In 1870 the Bulgarian Exarchate was founded, so the Greek propaganda to persuade Slavic-speaking Macedonians not to fall under the influence of their Bulgarian propaganda cultivated the idea that they were not Bulgarians but descendants of the ancient Macedonians! The worst thing is that we believed this myth as much as we did, with results that are still visible today.

The officials of the Greek Foreign Ministry either do not know that the first congress of the then intellectual Macedonians took place in Thessaloniki in 1897.... To their misfortunes, however, these young Macedonians were socialists, not pro-Slavic, which for the ruling class of Europe at the time was something like a red cloth. It should be noted that 20 years later the October Revolution broke out, with all the known consequences.
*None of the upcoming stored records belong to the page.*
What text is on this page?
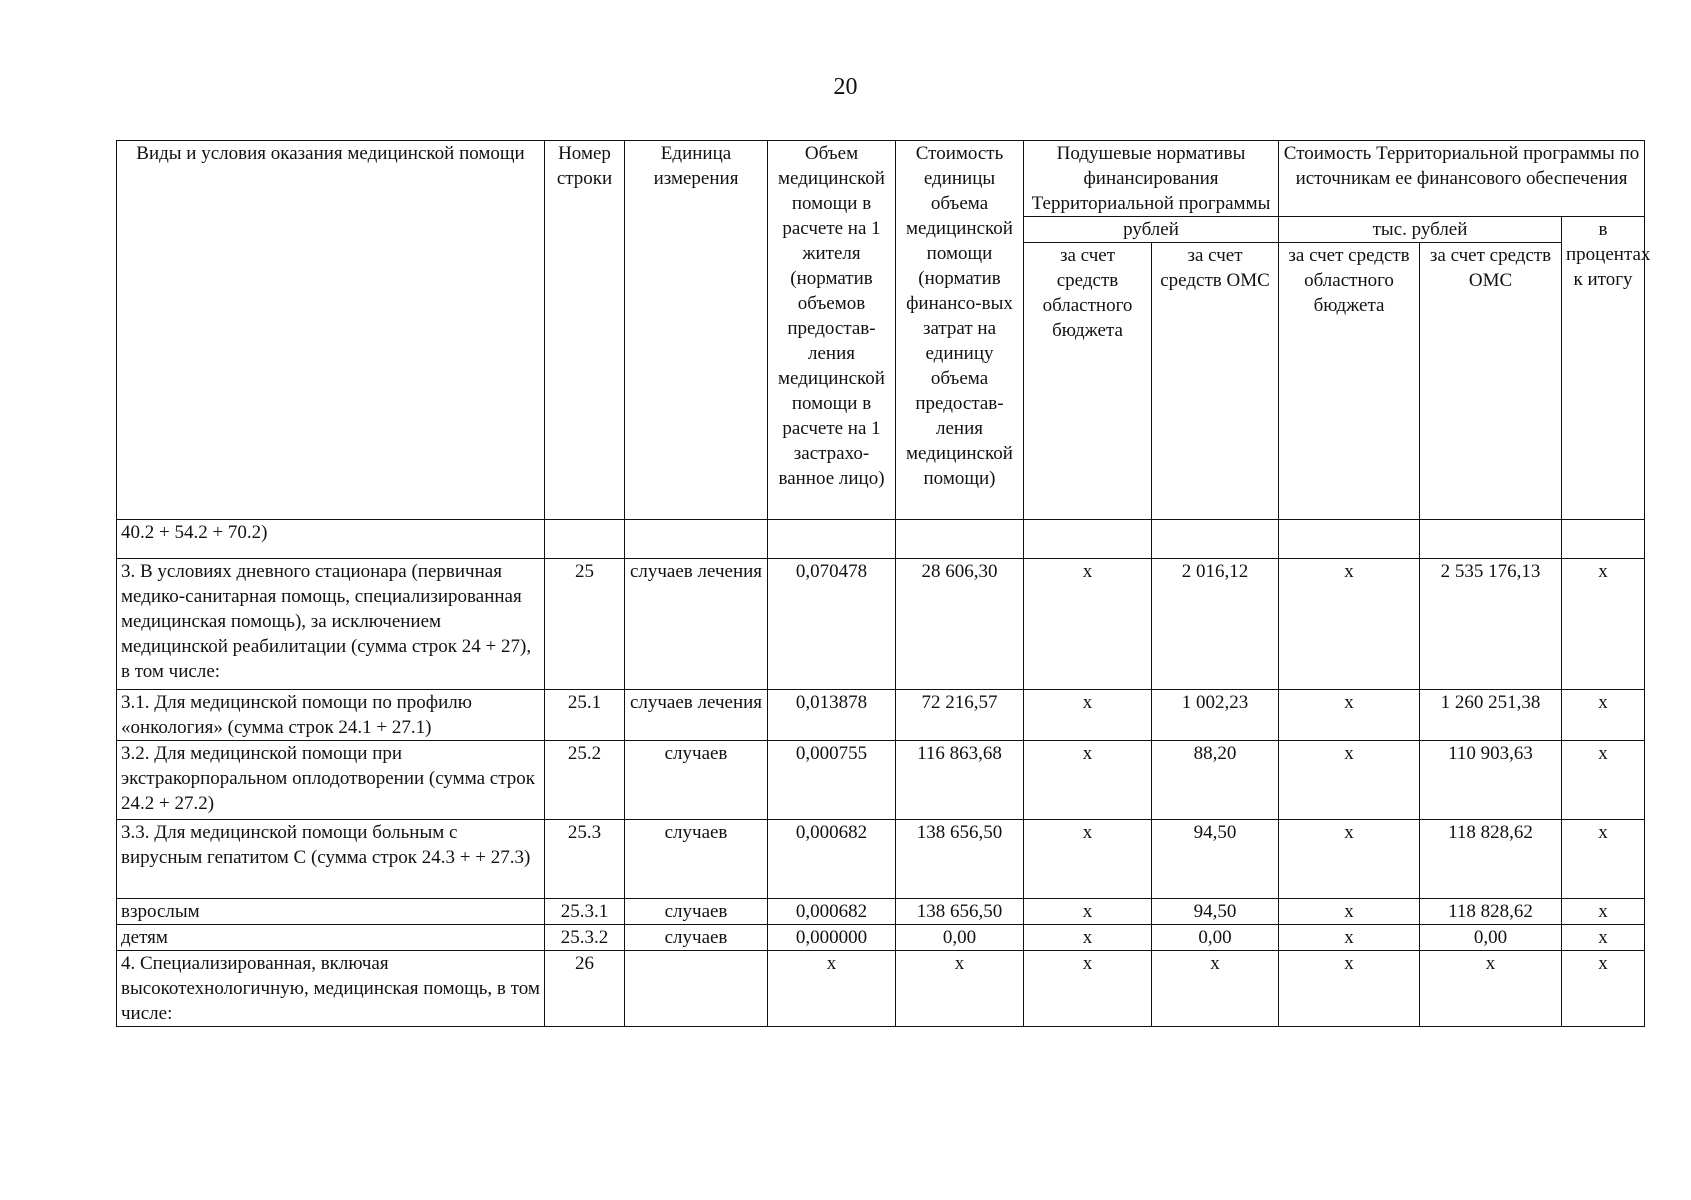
20
Виды и условия оказания медицинской помощи	Номер строки	Единица измерения	Объем медицинской помощи в расчете на 1 жителя (норматив объемов предостав-ления медицинской помощи в расчете на 1 застрахо-ванное лицо)	Стоимость единицы объема медицинской помощи (норматив финансо-вых затрат на единицу объема предостав-ления медицинской помощи)	Подушевые нормативы финансирования Территориальной программы		Стоимость Территориальной программы по источникам ее финансового обеспечения		
					рублей		тыс. рублей		в процентах к итогу
					за счет средств областного бюджета	за счет средств ОМС	за счет средств областного бюджета	за счет средств ОМС	
40.2 + 54.2 + 70.2)									
3. В условиях дневного стационара (первичная медико-санитарная помощь, специализированная медицинская помощь), за исключением медицинской реабилитации (сумма строк 24 + 27), в том числе:	25	случаев лечения	0,070478	28 606,30	х	2 016,12	х	2 535 176,13	х
3.1. Для медицинской помощи по профилю «онкология» (сумма строк 24.1 + 27.1)	25.1	случаев лечения	0,013878	72 216,57	х	1 002,23	х	1 260 251,38	х
3.2. Для медицинской помощи при экстракорпоральном оплодотворении (сумма строк 24.2 + 27.2)	25.2	случаев	0,000755	116 863,68	х	88,20	х	110 903,63	х
3.3. Для медицинской помощи больным с вирусным гепатитом С (сумма строк 24.3 + + 27.3)	25.3	случаев	0,000682	138 656,50	х	94,50	х	118 828,62	х
взрослым	25.3.1	случаев	0,000682	138 656,50	х	94,50	х	118 828,62	х
детям	25.3.2	случаев	0,000000	0,00	х	0,00	х	0,00	х
4. Специализированная, включая высокотехнологичную, медицинская помощь, в том числе:	26		х	х	х	х	х	х	х
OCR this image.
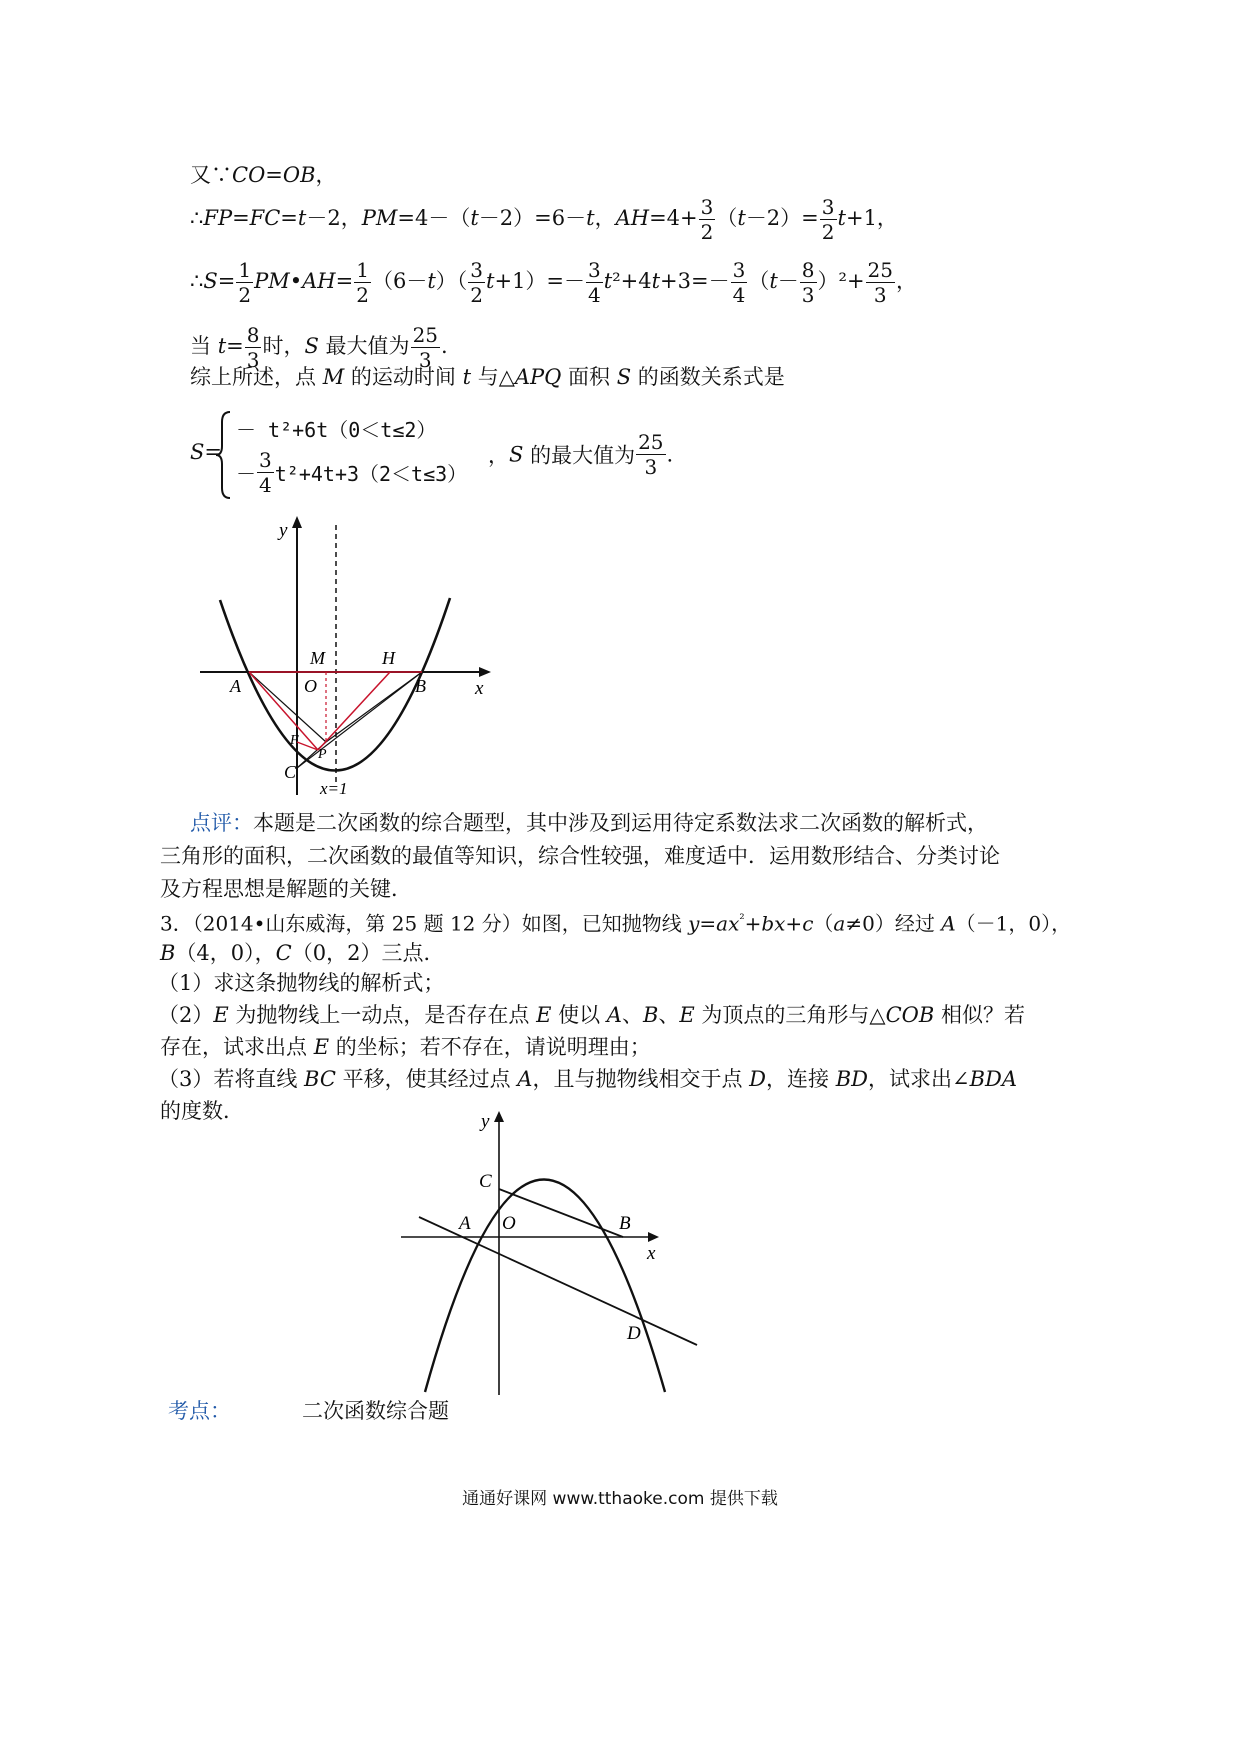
又∵CO=OB，
∴FP=FC=t－2，PM=4－（t－2）=6－t，$AH=4+ \frac{3}{2} (t-2)= \frac{3}{2} t+1$，
∴S= $\frac{1}{2}$ PM•AH= $\frac{1}{2} (6-t)( \frac{3}{2} t+1)=- \frac{3}{4} t^2+4t+3=- \frac{3}{4} (t- \frac{8}{3} )^2+ \frac{25}{3}$ ，
当 $t= \frac{8}{3}$ 时，S 最大值为 $\frac{25}{3}$ .
综上所述，点 M 的运动时间 t 与△APQ 面积 S 的函数关系式是
S=
－ t²+6t（0＜t≤2）
－ $\frac{3}{4} t^2+4t+3(2<t\le 3)$
，S 的最大值为 $\frac{25}{3}$ .
y
x
M	H
A	O	B
F
P
C
x=1
点评：本题是二次函数的综合题型，其中涉及到运用待定系数法求二次函数的解析式，
三角形的面积，二次函数的最值等知识，综合性较强，难度适中．运用数形结合、分类讨论
及方程思想是解题的关键．
3．（2014•山东威海，第 25 题 12 分）如图，已知抛物线 $y=ax^{^2}+bx+c(a\ne 0)$经过 A（－1，0），
B（4，0），C（0，2）三点．
（1）求这条抛物线的解析式；
（2）E 为抛物线上一动点，是否存在点 E 使以 A、B、E 为顶点的三角形与△COB 相似？若
存在，试求出点 E 的坐标；若不存在，请说明理由；
（3）若将直线 BC 平移，使其经过点 A，且与抛物线相交于点 D，连接 BD，试求出∠BDA
的度数．	y
x
C
A O	B
D
考点：	二次函数综合题
通通好课网 www.tthaoke.com 提供下载
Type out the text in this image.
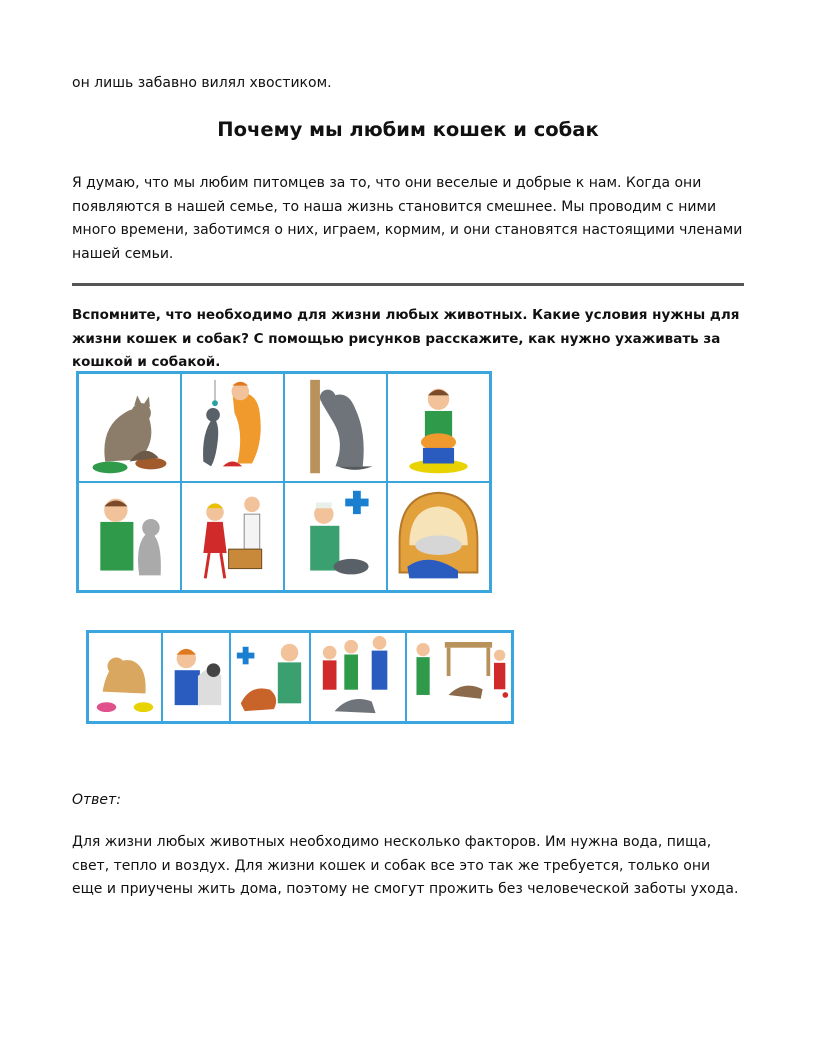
он лишь забавно вилял хвостиком.

Почему мы любим кошек и собак

Я думаю, что мы любим питомцев за то, что они веселые и добрые к нам. Когда они появляются в нашей семье, то наша жизнь становится смешнее. Мы проводим с ними много времени, заботимся о них, играем, кормим, и они становятся настоящими членами нашей семьи.

Вспомните, что необходимо для жизни любых животных. Какие условия нужны для жизни кошек и собак? С помощью рисунков расскажите, как нужно ухаживать за кошкой и собакой.

Ответ:

Для жизни любых животных необходимо несколько факторов. Им нужна вода, пища, свет, тепло и воздух. Для жизни кошек и собак все это так же требуется, только они еще и приучены жить дома, поэтому не смогут прожить без человеческой заботы ухода.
The national identity of the Macedonians is not Tito's creation, but it still existed since that time, at least in that part of the Macedonians who were politically conscious.

Now the funny argument that the Macedonians of the Republic of Macedonia lack the historical and ethnological basis should not even be mentioned as an anecdote, because all the peoples of the Balkans, including us the Greeks, are made up of a mosaic of peoples and tribes.

Both the inhabitants of the Republic of Macedonia and the current inhabitants of the Republic of Greece have little or no connection with the ancient Macedonians, the medieval Slavs or the ancient Greeks.

For example, about half of the inhabitants of today's Peloponnese and almost all the inhabitants of present-day Attico-Boeotia are descendants of Albanians who came there in the 14th century AD. A huge percentage of the Greeks of Epirus, central Greece and Pindus are descendants of Slavs, Latin-speaking Vlachs and Albanians who came to these places after the 6th and 9th, and 13th-14th centuries AD.